Rencana tahun 2014 ANPJAS merupakan tahun terakhir yang diharapkan dapat mencapai IKU yang telah ditetapkan sebesar 90% PJAS memenuhi syarat. Oleh karena itu beberapa fokus kegiatan diarahkan kepada peningkatan jumlah fasilitator keamanan pangan dan program mandiri keamanan pangan di sekolah serta kajian dampak program ANPJAS yang dicapai.
Terkait hal ini maka dilaksanakan Diseminasi Teknis Pengelolaan PJAS Tahun 2014 pada tanggal 11 – 13 Maret 2014 di Jakarta. Diseminasi ini diikuti oleh 100 orang peserta yang terdiri dari Kepala Bidang dan Kepala Seksi LIK BB/BPOM di seluruh Indonesia serta staf yang terlibat dalam kegiatan PJAS. Diseminasi ini merupakan wadah untuk mendiseminasikan petunjuk teknis kegiatan terkait PJAS di daerah. Hadir juga pembicara pakar Ibu Prof. Winiati P. Rahayu yang manyampaikan Hasil Survei Persepsi Pengetahuan dan Observasi Praktek Keamanan Pangan Penjaja PJAS, Ibu Dr.
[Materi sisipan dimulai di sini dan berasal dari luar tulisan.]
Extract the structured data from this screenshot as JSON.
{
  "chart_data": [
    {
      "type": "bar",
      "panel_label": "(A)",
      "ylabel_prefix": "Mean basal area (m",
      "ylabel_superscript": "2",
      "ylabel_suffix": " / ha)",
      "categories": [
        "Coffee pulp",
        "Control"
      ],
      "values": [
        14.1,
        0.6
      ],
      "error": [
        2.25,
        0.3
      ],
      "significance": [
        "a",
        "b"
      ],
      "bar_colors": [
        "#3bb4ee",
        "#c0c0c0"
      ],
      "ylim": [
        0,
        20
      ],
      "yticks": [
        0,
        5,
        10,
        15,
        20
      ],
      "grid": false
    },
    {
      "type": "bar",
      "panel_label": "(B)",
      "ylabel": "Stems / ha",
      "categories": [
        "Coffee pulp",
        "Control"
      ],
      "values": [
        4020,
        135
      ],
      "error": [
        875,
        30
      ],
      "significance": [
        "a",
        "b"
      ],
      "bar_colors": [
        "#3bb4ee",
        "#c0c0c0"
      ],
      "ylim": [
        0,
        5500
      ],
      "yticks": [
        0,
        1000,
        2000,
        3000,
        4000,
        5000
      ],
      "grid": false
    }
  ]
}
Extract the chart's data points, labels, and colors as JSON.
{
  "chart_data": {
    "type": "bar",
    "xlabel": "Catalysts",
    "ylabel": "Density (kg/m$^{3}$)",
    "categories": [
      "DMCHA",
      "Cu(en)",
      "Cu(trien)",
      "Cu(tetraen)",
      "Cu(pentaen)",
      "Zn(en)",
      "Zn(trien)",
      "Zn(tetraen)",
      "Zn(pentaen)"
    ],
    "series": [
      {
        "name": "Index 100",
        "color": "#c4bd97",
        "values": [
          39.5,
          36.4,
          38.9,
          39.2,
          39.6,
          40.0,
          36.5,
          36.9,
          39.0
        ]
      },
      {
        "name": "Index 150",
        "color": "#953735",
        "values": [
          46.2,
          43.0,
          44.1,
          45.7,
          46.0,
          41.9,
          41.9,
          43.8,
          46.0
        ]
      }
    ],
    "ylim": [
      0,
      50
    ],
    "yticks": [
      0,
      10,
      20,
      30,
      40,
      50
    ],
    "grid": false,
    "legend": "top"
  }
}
Nurheni S. Palupi yang memaparkan Hasil Kajian awareness Keamanan Pangan Pelaku Ritel, serta Bapak Puspo Edi Giriwono, Phd yang menyampaikan materi tentang Komunikasi Risiko.
Diseminasi Teknis Pengelolaan PJAS ini diharapkan dapat mengkoordinasikan kegiatan PJAS di daerah sehingga dapat disesuaikan dengan Sumber Daya yang ada serta meningkatkan kompetensi teknis SDM petugas Balai Besar/Balai POM dalam mengembangkan dan mengkoordinasikan aksi nasional PJAS di daerah.